Mehr über das EuGH-Urteil zur Zeiterfassung
Eine Software für Arbeitszeitmanagement ermöglicht die lückenlose und differenzierte elektronische Erfassung der Arbeitszeit, so wie das Urteil des EuGH es vorschreibt. Die Erfassung der Arbeitszeit kann direkt am Arbeitsplatz per PC, über ein Software-Terminal, Telefon oder unterwegs per App auf dem Smartphone erfolgen. Letzteres ist vor allem ein Vorteil für mobile Mitarbeiter, zum Beispiel im Außendienst, im Facility Management oder im öffentlichen Dienst bei Außeneinsätzen wie Verkehrsüberwachung oder Stadtreinigung.
Unabhängig von der Art der Arbeitszeiterfassung weisen intelligente Automatismen auf fehlende Zeitbuchungen hin und machen die Erfassung der Arbeitszeit sicher und effizient. Die erfassten Arbeitszeiten bilden die Basis für die Berechnung von Zeitkonten und Zuschlägen sowie die automatische Prüfung von gesetzlichen Vorgaben, wie etwa der maximalen Arbeitszeit oder der Ruhezeit. So ermöglicht ein intelligentes Arbeitszeitmanagement gesetzeskonforme Prozesse und schützt gleichzeitig die Gesundheit der Belegschaft.
Workforce Management geht noch einen entscheidenden Schritt weiter und bedeutet letztlich die Integration von Arbeitszeitmanagement und Personaleinsatzplanung. Erfasste Ist-Daten aus dem Arbeitszeitmanagement werden genutzt, um bedarfs-, kosten-, service- und mitarbeiterorientierte Dienstpläne zu berechnen. Dabei berücksichtigen sie neben gesetzlichen, tariflichen und betrieblichen Vorgaben den Personalbedarf sowie die Zeitkonten, Verfügbarkeiten und Qualifikationen der Mitarbeiter, ihre individuellen Wünsche und vieles mehr.

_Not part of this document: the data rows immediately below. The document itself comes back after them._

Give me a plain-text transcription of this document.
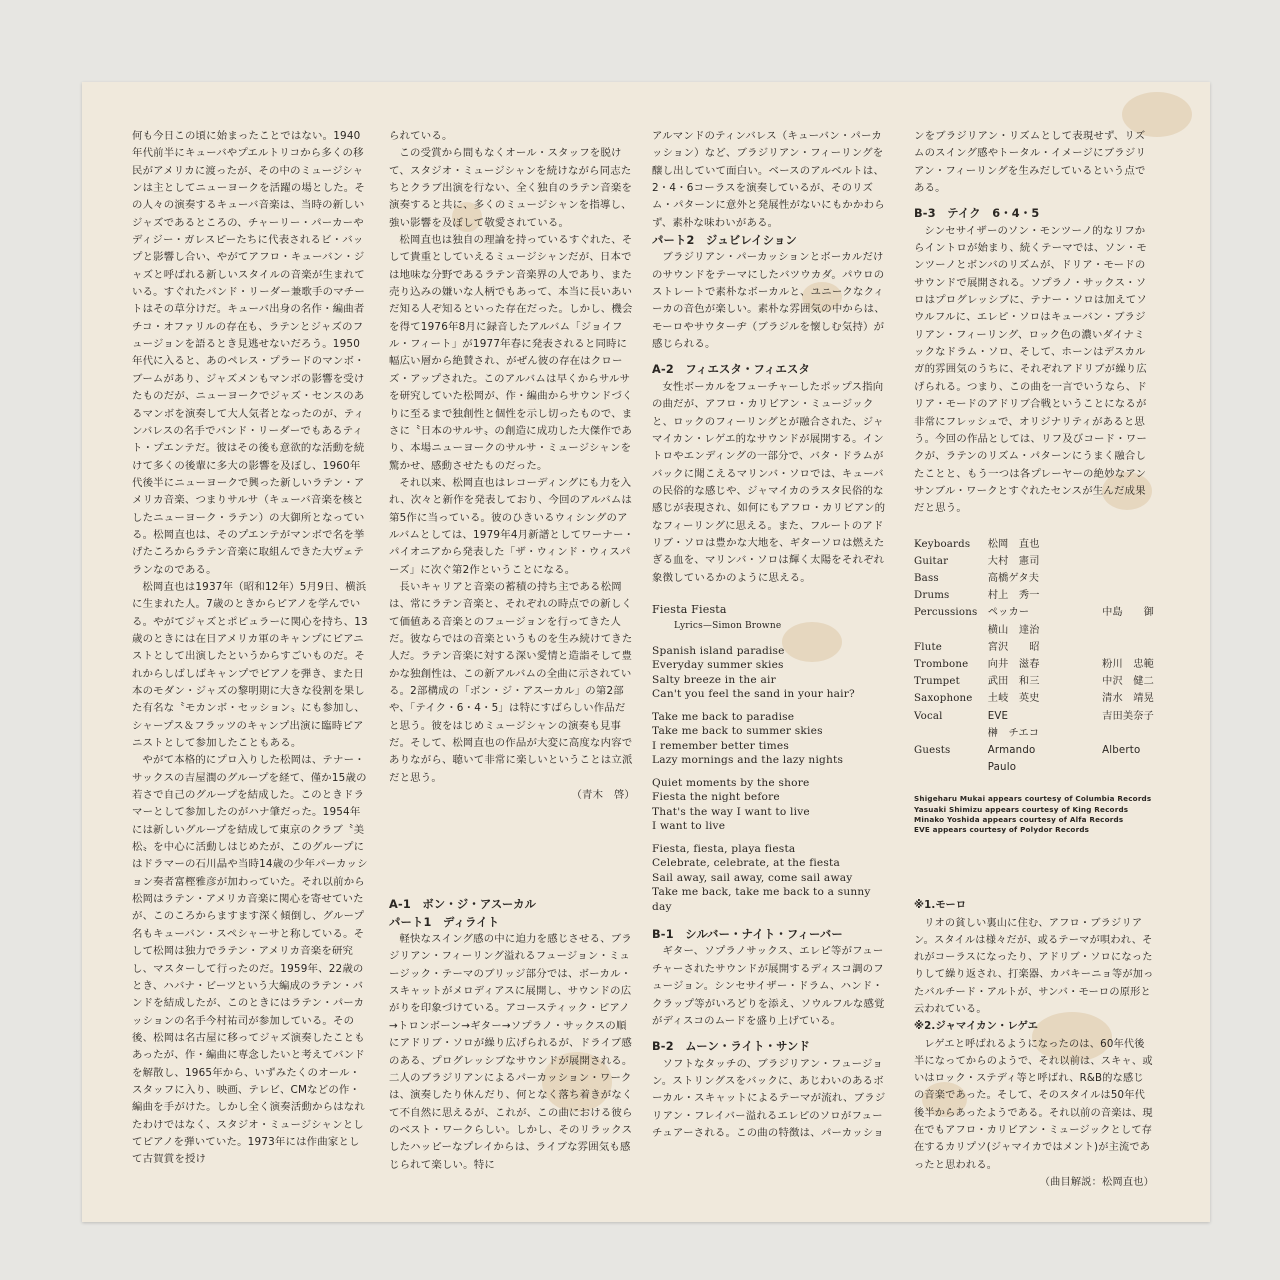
何も今日この頃に始まったことではない。1940年代前半にキューバやプエルトリコから多くの移民がアメリカに渡ったが、その中のミュージシャンは主としてニューヨークを活躍の場とした。その人々の演奏するキューバ音楽は、当時の新しいジャズであるところの、チャーリー・パーカーやディジー・ガレスピーたちに代表されるビ・バップと影響し合い、やがてアフロ・キューバン・ジャズと呼ばれる新しいスタイルの音楽が生まれている。すぐれたバンド・リーダー兼歌手のマチートはその草分けだ。キューバ出身の名作・編曲者チコ・オファリルの存在も、ラテンとジャズのフュージョンを語るとき見逃せないだろう。1950年代に入ると、あのペレス・プラードのマンボ・ブームがあり、ジャズメンもマンボの影響を受けたものだが、ニューヨークでジャズ・センスのあるマンボを演奏して大人気者となったのが、ティンバレスの名手でバンド・リーダーでもあるティト・プエンテだ。彼はその後も意欲的な活動を続けて多くの後輩に多大の影響を及ぼし、1960年代後半にニューヨークで興った新しいラテン・アメリカ音楽、つまりサルサ（キューバ音楽を核としたニューヨーク・ラテン）の大御所となっている。松岡直也は、そのプエンテがマンボで名を挙げたころからラテン音楽に取組んできた大ヴェテランなのである。

松岡直也は1937年（昭和12年）5月9日、横浜に生まれた人。7歳のときからピアノを学んでいる。やがてジャズとポピュラーに関心を持ち、13歳のときには在日アメリカ軍のキャンプにピアニストとして出演したというからすごいものだ。それからしばしばキャンプでピアノを弾き、また日本のモダン・ジャズの黎明期に大きな役割を果した有名な〝モカンボ・セッション〟にも参加し、シャープス＆フラッツのキャンプ出演に臨時ピアニストとして参加したこともある。

やがて本格的にプロ入りした松岡は、テナー・サックスの吉屋潤のグループを経て、僅か15歳の若さで自己のグループを結成した。このときドラマーとして参加したのがハナ肇だった。1954年には新しいグループを結成して東京のクラブ〝美松〟を中心に活動しはじめたが、このグループにはドラマーの石川晶や当時14歳の少年パーカッション奏者富樫雅彦が加わっていた。それ以前から松岡はラテン・アメリカ音楽に関心を寄せていたが、このころからますます深く傾倒し、グループ名もキューバン・スペシャーサと称している。そして松岡は独力でラテン・アメリカ音楽を研究し、マスターして行ったのだ。1959年、22歳のとき、ハバナ・ビーツという大編成のラテン・バンドを結成したが、このときにはラテン・パーカッションの名手今村祐司が参加している。その後、松岡は名古屋に移ってジャズ演奏したこともあったが、作・編曲に専念したいと考えてバンドを解散し、1965年から、いずみたくのオール・スタッフに入り、映画、テレビ、CMなどの作・編曲を手がけた。しかし全く演奏活動からはなれたわけではなく、スタジオ・ミュージシャンとしてピアノを弾いていた。1973年には作曲家として古賀賞を授け

られている。

この受賞から間もなくオール・スタッフを脱けて、スタジオ・ミュージシャンを続けながら同志たちとクラブ出演を行ない、全く独自のラテン音楽を演奏すると共に、多くのミュージシャンを指導し、強い影響を及ぼして敬愛されている。

松岡直也は独自の理論を持っているすぐれた、そして貴重としていえるミュージシャンだが、日本では地味な分野であるラテン音楽界の人であり、また売り込みの嫌いな人柄でもあって、本当に長いあいだ知る人ぞ知るといった存在だった。しかし、機会を得て1976年8月に録音したアルバム「ジョイフル・フィート」が1977年春に発表されると同時に幅広い層から絶賛され、がぜん彼の存在はクローズ・アップされた。このアルバムは早くからサルサを研究していた松岡が、作・編曲からサウンドづくりに至るまで独創性と個性を示し切ったもので、まさに〝日本のサルサ〟の創造に成功した大傑作であり、本場ニューヨークのサルサ・ミュージシャンを驚かせ、感動させたものだった。

それ以来、松岡直也はレコーディングにも力を入れ、次々と新作を発表しており、今回のアルバムは第5作に当っている。彼のひきいるウィシングのアルバムとしては、1979年4月新譜としてワーナー・パイオニアから発表した「ザ・ウィンド・ウィスパーズ」に次ぐ第2作ということになる。

長いキャリアと音楽の蓄積の持ち主である松岡は、常にラテン音楽と、それぞれの時点での新しくて価値ある音楽とのフュージョンを行ってきた人だ。彼ならではの音楽というものを生み続けてきた人だ。ラテン音楽に対する深い愛情と造詣そして豊かな独創性は、この新アルバムの全曲に示されている。2部構成の「ボン・ジ・アスーカル」の第2部や、「テイク・6・4・5」は特にすばらしい作品だと思う。彼をはじめミュージシャンの演奏も見事だ。そして、松岡直也の作品が大変に高度な内容でありながら、聴いて非常に楽しいということは立派だと思う。

（青木　啓）

A-1　ボン・ジ・アスーカル

パート1　ディライト

軽快なスイング感の中に迫力を感じさせる、ブラジリアン・フィーリング溢れるフュージョン・ミュージック・テーマのブリッジ部分では、ボーカル・スキャットがメロディアスに展開し、サウンドの広がりを印象づけている。アコースティック・ピアノ→トロンボーン→ギター→ソプラノ・サックスの順にアドリブ・ソロが繰り広げられるが、ドライブ感のある、プログレッシブなサウンドが展開される。二人のブラジリアンによるパーカッション・ワークは、演奏したり休んだり、何となく落ち着きがなくて不自然に思えるが、これが、この曲における彼らのベスト・ワークらしい。しかし、そのリラックスしたハッピーなプレイからは、ライブな雰囲気も感じられて楽しい。特に

アルマンドのティンバレス（キューバン・パーカッション）など、ブラジリアン・フィーリングを醸し出していて面白い。ベースのアルベルトは、2・4・6コーラスを演奏しているが、そのリズム・パターンに意外と発展性がないにもかかわらず、素朴な味わいがある。

パート2　ジュビレイション

ブラジリアン・パーカッションとボーカルだけのサウンドをテーマにしたバツウカダ。パウロのストレートで素朴なボーカルと、ユニークなクィーカの音色が楽しい。素朴な雰囲気の中からは、モーロやサウターヂ（ブラジルを懐しむ気持）が感じられる。

A-2　フィエスタ・フィエスタ

女性ボーカルをフューチャーしたポップス指向の曲だが、アフロ・カリビアン・ミュージックと、ロックのフィーリングとが融合された、ジャマイカン・レゲエ的なサウンドが展開する。イントロやエンディングの一部分で、バタ・ドラムがバックに聞こえるマリンバ・ソロでは、キューバの民俗的な感じや、ジャマイカのラスタ民俗的な感じが表現され、如何にもアフロ・カリビアン的なフィーリングに思える。また、フルートのアドリブ・ソロは豊かな大地を、ギターソロは燃えたぎる血を、マリンバ・ソロは輝く太陽をそれぞれ象徴しているかのように思える。

Fiesta Fiesta
Lyrics—Simon Browne
Spanish island paradise
Everyday summer skies
Salty breeze in the air
Can't you feel the sand in your hair?
Take me back to paradise
Take me back to summer skies
I remember better times
Lazy mornings and the lazy nights
Quiet moments by the shore
Fiesta the night before
That's the way I want to live
I want to live
Fiesta, fiesta, playa fiesta
Celebrate, celebrate, at the fiesta
Sail away, sail away, come sail away
Take me back, take me back to a sunny day

B-1　シルバー・ナイト・フィーバー

ギター、ソプラノサックス、エレピ等がフューチャーされたサウンドが展開するディスコ調のフュージョン。シンセサイザー・ドラム、ハンド・クラップ等がいろどりを添え、ソウルフルな感覚がディスコのムードを盛り上げている。

B-2　ムーン・ライト・サンド

ソフトなタッチの、ブラジリアン・フュージョン。ストリングスをバックに、あじわいのあるボーカル・スキャットによるテーマが流れ、ブラジリアン・フレイバー溢れるエレピのソロがフューチュアーされる。この曲の特徴は、パーカッショ

ンをブラジリアン・リズムとして表現せず、リズムのスイング感やトータル・イメージにブラジリアン・フィーリングを生みだしているという点である。

B-3　テイク　6・4・5

シンセサイザーのソン・モンツーノ的なリフからイントロが始まり、続くテーマでは、ソン・モンツーノとボンバのリズムが、ドリア・モードのサウンドで展開される。ソプラノ・サックス・ソロはプログレッシブに、テナー・ソロは加えてソウルフルに、エレピ・ソロはキューバン・ブラジリアン・フィーリング、ロック色の濃いダイナミックなドラム・ソロ、そして、ホーンはデスカルガ的雰囲気のうちに、それぞれアドリブが繰り広げられる。つまり、この曲を一言でいうなら、ドリア・モードのアドリブ合戦ということになるが非常にフレッシュで、オリジナリティがあると思う。今回の作品としては、リフ及びコード・ワークが、ラテンのリズム・パターンにうまく融合したことと、もう一つは各プレーヤーの絶妙なアンサンブル・ワークとすぐれたセンスが生んだ成果だと思う。

Keyboards	松岡　直也	
Guitar	大村　憲司	
Bass	高橋ゲタ夫	
Drums	村上　秀一	
Percussions	ペッカー	中島　　御
	横山　達治	
Flute	宮沢　　昭	
Trombone	向井　滋春	粉川　忠範
Trumpet	武田　和三	中沢　健二
Saxophone	土岐　英史	清水　靖晃
Vocal	EVE	吉田美奈子
	榊　チエコ	
Guests	Armando	Alberto
	Paulo	
Shigeharu Mukai appears courtesy of Columbia Records
Yasuaki Shimizu appears courtesy of King Records
Minako Yoshida appears courtesy of Alfa Records
EVE appears courtesy of Polydor Records

※1.モーロ

リオの貧しい裏山に住む、アフロ・ブラジリアン。スタイルは様々だが、或るテーマが唄われ、それがコーラスになったり、アドリブ・ソロになったりして繰り返され、打楽器、カバキーニョ等が加ったバルチード・アルトが、サンバ・モーロの原形と云われている。

※2.ジャマイカン・レゲエ

レゲエと呼ばれるようになったのは、60年代後半になってからのようで、それ以前は、スキャ、或いはロック・ステディ等と呼ばれ、R&B的な感じの音楽であった。そして、そのスタイルは50年代後半からあったようである。それ以前の音楽は、現在でもアフロ・カリビアン・ミュージックとして存在するカリプソ(ジャマイカではメント)が主流であったと思われる。

（曲目解説：松岡直也）
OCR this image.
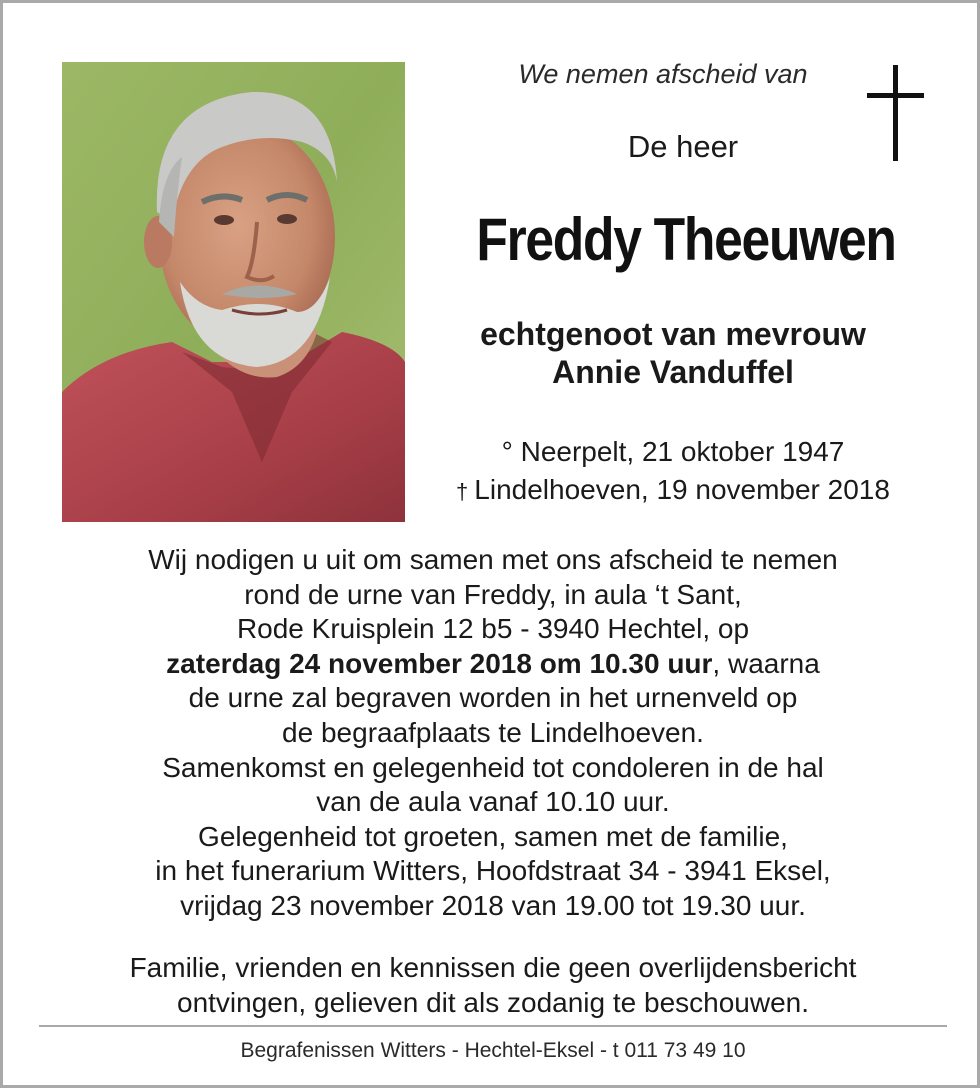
We nemen afscheid van
De heer
Freddy Theeuwen
echtgenoot van mevrouw
Annie Vanduffel
° Neerpelt, 21 oktober 1947
† Lindelhoeven, 19 november 2018
Wij nodigen u uit om samen met ons afscheid te nemen
rond de urne van Freddy, in aula ‘t Sant,
Rode Kruisplein 12 b5 - 3940 Hechtel, op
zaterdag 24 november 2018 om 10.30 uur, waarna
de urne zal begraven worden in het urnenveld op
de begraafplaats te Lindelhoeven.
Samenkomst en gelegenheid tot condoleren in de hal
van de aula vanaf 10.10 uur.
Gelegenheid tot groeten, samen met de familie,
in het funerarium Witters, Hoofdstraat 34 - 3941 Eksel,
vrijdag 23 november 2018 van 19.00 tot 19.30 uur.
Familie, vrienden en kennissen die geen overlijdensbericht
ontvingen, gelieven dit als zodanig te beschouwen.
Begrafenissen Witters - Hechtel-Eksel - t 011 73 49 10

Digitales Workforce Management sorgt auf allen Ebenen für mehr Effizienz und schafft gleichzeitig mehr Flexibilität und Transparenz. Beispielsweise informieren automatisch generierte Push-Nachrichten über fehlende Zeitbuchungen, maximale Arbeitszeiten oder ablaufende Qualifikationen. Intuitive Self Services binden die Mitarbeiter direkt ein, entlasten die HR-Abteilung von Routinetätigkeiten rund um das Arbeits- und Fehlzeitenmanagement und beschleunigen diese Prozesse drastisch. So können vergessene Zeitbuchungen oder Abwesenheiten, zum Beispiel Urlaub oder Dienstreise, elektronisch durch den Mitarbeiter beantragt und direkt an den Vorgesetzten zur Genehmigung weitergeleitet werden.